The digital criminals were able to exploit a flaw in Adobe’s Magento platform to place the information-filching script onto the site. The web store was temporarily down, but was back online again as of at least Monday, Sept. 9.
In a statement to The Register, Cisco said no credentials were compromised during the cyberattack. However, what the multinational digital communications technology conglomerate described as a “limited number of site users” were impacted. “Those users have been notified,” a spokesperson told The Register.
Cisco also confirmed the site was down for a spell, saying the vulnerability was quickly addressed after being discovered and the site bulwarked against the invasive JavaScript.
“A Cisco-branded merchandise website that’s hosted and administered by a third-party supplier was temporarily taken offline while a security issue was addressed,” the Cisco spokesperson said.
ASI Media has contacted a global branding and logistics company that’s believed to be administering the site for comment.
“Unfortunately, this type of attack against e-commerce sites is common,” said Seth Kusiak, chief information security officer at ASI.
Another ‘Magecart’ Attack
According to various reports, the sophisticated hackers found a way into the Cisco site through a vulnerability known as CVE-2024-34102, which impacts Adobe Commerce versions 2.4.7, 2.4.6-p5, 2.4.5-p7, 2.4.4-p8 and earlier.
In laymen’s terms, it’s possible to inject code that steals customer data through the weak point – considered so significant a vulnerability that it’s been given a 9.8 severity score on the Common Vulnerability Scoring System from the National Institute of Standards and Technology.
“Unfortunately, this type of attack against e-commerce sites is common.” Seth Kusiak, ASI
Adobe issued a security patch in June, but many sites reportedly were not updated. E-commerce monitoring firm Sansec reported that as many as 75% of vulnerable stores had not implemented the patch within a week of its issuing. Certainly some went on even longer without the upgrade.
Kusiak shared that the type of attack that happened to Cisco has become so common that the Payment Card Industry (PCI) Security Standards Council made new best practices to address them. The Register reported that the “Magento-targeting exploits” are typically called Magecart attacks.
“The 6.4.3 requirement [see pg. 43] is considered best practice until March 31, 2025,” Kusiak explained. “After that date, it becomes a PCI requirement that all merchants are to comply with.”
The 6.4.3 standard indicates that site administrators must implement a method to confirm that each script is authorized, have a method to assure the integrity of each script and maintain an inventory of all scripts with written justification as to why each is necessary.
Counselor Top 40 distributor BAMKO (asi/131431) wasn’t involved in the Cisco site or its hacking.
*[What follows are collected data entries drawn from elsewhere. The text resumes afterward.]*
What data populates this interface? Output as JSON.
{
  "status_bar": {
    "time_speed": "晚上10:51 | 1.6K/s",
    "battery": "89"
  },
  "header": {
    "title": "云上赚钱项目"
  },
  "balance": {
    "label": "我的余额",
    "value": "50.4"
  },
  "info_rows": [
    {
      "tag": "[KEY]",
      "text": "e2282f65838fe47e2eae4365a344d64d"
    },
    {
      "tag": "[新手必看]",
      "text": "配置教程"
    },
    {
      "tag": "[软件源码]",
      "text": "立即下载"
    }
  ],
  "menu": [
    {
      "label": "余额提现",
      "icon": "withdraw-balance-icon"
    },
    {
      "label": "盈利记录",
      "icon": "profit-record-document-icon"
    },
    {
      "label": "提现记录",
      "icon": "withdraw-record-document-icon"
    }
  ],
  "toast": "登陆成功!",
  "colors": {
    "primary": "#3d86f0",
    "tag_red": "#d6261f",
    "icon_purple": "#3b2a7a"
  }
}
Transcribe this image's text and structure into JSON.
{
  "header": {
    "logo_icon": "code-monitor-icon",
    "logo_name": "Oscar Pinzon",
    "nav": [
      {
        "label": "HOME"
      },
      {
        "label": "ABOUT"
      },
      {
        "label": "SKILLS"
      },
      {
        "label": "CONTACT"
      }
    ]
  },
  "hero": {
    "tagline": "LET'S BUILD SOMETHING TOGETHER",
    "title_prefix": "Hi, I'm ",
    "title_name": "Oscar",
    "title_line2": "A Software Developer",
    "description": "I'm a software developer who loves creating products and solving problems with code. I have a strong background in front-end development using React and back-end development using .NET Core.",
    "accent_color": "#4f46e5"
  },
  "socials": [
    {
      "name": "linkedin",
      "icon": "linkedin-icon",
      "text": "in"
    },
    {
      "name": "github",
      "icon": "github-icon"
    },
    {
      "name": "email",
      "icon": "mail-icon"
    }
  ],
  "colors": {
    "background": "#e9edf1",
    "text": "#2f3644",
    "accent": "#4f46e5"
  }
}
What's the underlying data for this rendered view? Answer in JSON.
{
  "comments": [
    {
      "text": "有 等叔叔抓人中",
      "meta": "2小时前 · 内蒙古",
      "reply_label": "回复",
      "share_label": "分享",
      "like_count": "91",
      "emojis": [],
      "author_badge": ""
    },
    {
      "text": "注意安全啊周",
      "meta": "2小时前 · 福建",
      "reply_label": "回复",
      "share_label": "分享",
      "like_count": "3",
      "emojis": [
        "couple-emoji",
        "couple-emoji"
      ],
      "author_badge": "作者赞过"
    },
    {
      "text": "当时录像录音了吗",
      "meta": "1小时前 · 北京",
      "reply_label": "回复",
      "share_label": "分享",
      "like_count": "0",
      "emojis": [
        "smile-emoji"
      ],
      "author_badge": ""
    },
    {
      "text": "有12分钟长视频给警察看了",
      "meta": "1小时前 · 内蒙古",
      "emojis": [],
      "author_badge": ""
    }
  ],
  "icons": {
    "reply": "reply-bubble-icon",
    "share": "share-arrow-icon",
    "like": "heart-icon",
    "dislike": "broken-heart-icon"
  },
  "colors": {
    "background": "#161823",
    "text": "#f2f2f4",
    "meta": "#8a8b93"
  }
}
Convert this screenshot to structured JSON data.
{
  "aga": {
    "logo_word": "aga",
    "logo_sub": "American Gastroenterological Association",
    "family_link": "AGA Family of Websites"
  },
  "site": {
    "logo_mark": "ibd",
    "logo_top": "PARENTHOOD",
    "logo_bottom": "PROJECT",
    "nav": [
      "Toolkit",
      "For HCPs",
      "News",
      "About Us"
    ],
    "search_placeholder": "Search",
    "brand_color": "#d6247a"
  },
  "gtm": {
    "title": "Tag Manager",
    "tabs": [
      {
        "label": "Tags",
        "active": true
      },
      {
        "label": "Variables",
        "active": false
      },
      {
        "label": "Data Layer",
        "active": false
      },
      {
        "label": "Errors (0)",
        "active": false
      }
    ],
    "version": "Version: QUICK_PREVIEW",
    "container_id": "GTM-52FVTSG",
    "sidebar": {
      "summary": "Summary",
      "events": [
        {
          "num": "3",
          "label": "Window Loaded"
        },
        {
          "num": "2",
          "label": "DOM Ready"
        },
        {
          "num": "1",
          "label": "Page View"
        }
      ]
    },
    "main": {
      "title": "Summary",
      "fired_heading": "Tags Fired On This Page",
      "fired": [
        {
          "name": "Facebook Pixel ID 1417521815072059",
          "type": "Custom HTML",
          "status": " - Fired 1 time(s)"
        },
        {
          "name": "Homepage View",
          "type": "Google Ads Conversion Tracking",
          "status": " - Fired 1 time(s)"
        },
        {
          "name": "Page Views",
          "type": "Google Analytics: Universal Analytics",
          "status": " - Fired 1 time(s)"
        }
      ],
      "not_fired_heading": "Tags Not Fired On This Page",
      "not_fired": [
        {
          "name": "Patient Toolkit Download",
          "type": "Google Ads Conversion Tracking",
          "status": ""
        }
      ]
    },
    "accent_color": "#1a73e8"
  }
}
Still, company President Jake Himelstein said the attack is a sobering reminder that promo companies must take all possible precautions on cybersecurity to prevent customers from being exploited.
“The Cisco incident underscores the ever-present threat of cyberattacks, even for industry giants,” Himelstein, a member of Counselor’s Power 50 list of promo’s most influential people, told ASI Media. “Hackers are getting more sophisticated every day. We have to be a step ahead.”
Mike Wolfe, CEO of Counselor Top 40 distributor Zorch (asi/366078), expressed similar sentiments, saying industry companies must keep current with recommended updates/modifications to improve security.
“If you want to service large corporate programs, IT security is another example of where distributors need to make additional investments,” Wolfe, whose firm also was not involved with the Cisco situation, told ASI Media. “As our service offerings get more complex -- in many cases, our systems interface directly with clients’ systems -- these types of security alerts must be taken seriously. Long gone are the days that you can purchase/implement a system and just use it for an extended period of time. The issue at Cisco is another clear example of why continuous investment needs to be made.”